The main idea of separation of powers is coming up with checks and balances such that each division has the power to limit the other two. These checks then create balance because each branch would not want the other to have too much power. Therefore, they would be constantly confronting each other thus freeing people from political abuse.

Immanuel Kant came up with a famous statement advocating for this system. He argued that even a nation of devils could sort out the problem of establishing a state. According to him, the problem could be solved simply by coming up with a strong constitution that would ensure opposing groups are pitted against each other. Simply put, ambitious people have to be pitted against each other if the common people are to enjoy freedom and democracy.

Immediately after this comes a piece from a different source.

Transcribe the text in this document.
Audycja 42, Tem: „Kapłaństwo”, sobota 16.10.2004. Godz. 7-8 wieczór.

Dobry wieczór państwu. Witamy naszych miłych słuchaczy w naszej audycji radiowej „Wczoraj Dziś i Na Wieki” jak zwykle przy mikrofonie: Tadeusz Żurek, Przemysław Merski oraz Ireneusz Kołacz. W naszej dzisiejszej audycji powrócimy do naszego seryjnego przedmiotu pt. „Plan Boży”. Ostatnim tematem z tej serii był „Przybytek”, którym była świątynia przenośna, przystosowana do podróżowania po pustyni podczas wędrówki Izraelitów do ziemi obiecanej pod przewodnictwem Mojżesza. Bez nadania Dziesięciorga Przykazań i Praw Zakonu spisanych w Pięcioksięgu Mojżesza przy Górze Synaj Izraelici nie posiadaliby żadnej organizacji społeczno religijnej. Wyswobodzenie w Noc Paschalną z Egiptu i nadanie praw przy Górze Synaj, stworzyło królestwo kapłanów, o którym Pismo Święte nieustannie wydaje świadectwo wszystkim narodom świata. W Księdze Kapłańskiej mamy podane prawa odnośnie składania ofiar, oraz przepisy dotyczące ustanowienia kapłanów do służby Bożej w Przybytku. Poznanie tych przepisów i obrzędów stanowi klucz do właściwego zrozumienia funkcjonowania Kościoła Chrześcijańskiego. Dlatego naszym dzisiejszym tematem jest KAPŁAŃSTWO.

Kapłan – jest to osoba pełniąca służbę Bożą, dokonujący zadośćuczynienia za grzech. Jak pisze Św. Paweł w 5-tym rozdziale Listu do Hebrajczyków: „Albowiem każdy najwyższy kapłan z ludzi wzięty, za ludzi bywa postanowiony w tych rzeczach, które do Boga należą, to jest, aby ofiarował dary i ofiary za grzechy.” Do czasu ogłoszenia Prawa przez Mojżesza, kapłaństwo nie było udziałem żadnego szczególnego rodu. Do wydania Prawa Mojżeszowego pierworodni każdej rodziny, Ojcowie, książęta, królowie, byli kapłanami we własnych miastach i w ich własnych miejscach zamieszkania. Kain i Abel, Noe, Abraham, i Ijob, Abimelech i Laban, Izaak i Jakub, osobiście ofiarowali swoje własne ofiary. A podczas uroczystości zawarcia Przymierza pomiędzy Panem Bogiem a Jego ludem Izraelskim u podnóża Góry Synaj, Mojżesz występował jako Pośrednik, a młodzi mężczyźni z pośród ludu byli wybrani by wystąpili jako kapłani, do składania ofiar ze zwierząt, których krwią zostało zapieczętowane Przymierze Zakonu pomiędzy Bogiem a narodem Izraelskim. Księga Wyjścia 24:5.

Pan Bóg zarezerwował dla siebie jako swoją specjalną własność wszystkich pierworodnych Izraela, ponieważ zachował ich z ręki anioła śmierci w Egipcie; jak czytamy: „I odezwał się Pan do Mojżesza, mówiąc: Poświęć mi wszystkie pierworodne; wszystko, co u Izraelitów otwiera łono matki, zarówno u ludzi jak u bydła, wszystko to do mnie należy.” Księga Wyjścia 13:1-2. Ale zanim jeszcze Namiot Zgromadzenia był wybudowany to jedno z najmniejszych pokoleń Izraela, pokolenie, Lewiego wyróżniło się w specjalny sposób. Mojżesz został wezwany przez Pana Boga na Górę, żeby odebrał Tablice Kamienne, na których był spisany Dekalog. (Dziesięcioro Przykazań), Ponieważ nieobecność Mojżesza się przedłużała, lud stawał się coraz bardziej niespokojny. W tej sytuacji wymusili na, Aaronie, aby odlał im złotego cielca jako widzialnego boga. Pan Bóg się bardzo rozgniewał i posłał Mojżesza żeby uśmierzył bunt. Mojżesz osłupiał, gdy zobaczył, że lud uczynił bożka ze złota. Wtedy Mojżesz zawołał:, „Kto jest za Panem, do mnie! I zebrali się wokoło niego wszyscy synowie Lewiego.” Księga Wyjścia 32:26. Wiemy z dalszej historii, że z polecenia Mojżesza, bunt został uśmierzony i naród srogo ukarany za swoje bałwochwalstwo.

The system also sees to it that each branch has the power to defend its powers in case any other branch wants to take over. The power of a branch to defend itself was deemed necessary and more effective compared to simply giving guarantees that each branch would be independent. The idea of check and balances is also attributed to Montesquieu.

In the tripartite system, there are three major branches. However, there are additional branches that are equally important. These may include the auditory, electoral, the civil service commission, and the prosecutor branches.

In Practice

Several countries in the world practice the three-branch system. However, the concept of separation of powers is implemented differently in almost all countries. Each country has had to adopt its own idea of separation of powers based on historical events and other factors. Interestingly, the very country that Montesquieu drew from (the UK) does not have a strong separation of powers. In practice, the entire system in the UK is highly intertwined.


Norway has three major branches. The parliament is the legislature while the courts (supreme, high, and lower) make up the judiciary. The executive is composed of The King, the Cabinet of Norway, the Prime Minister, the Civil Service, and government departments. However, Norway is a bit interesting when it comes toactual implementation.

In Norway’s 1814 constitution, the idea of separation of powers as written by Montesquieu was adopted. However, people were skeptical about political parties and wanted to keep on with their old system of leadership that involved a king and a council.

Consequently, the king continued ruling supremely until political parties emerged in the 1880s. Before that, in the 1870s, a conflict between the legislature and the executive had started. Eventually, in 1884, the legislature impeached the council and thus came the reign of the parliamentary system.

In the new parliamentary system, the original idea of Montesquieu was cast aside since the legislature (the parliament) became supreme over the others. The other two branches are still there and play crucial roles. Under the system, checks and balances are implemented under the 1918 Party-list proportional representation model. The system ensures that it is nigh impossible for a single party to gain an absolute majority.

However, it is important to note that the multi-party system was not originally formed as a system of checks and balances. The system came about after public outcry that there were too few parties and the absence of representation.


The Republic of China follows the concept of the "separation of the five powers" as outlined by Sun Yat-sen. China has five branches namely the Executive Yuan, Legislative Yuan, Judicial Yuan, Control Yuan, and the Examination Yuan. In the country, the President and the Vice President are not included in any of the branches above.

In addition, the relationship between the branches is not explicitly defined, which brings further confusion. In extreme cases, the government can come to a complete paralysis if the president’s party is the minority. The paralysis arises because the president cannot work on any agreements (in case of a minority for his party) with the legislature and cannot call new elections or dissolve the legislature.

Fusion of Powers

The opposite of separation of powers is a fusion of powers, which is most common among nations following the Westminster system. Under this system, the executive and the legislature are extensively intertwined. Examples of such nations include Sweden, Israel, and others.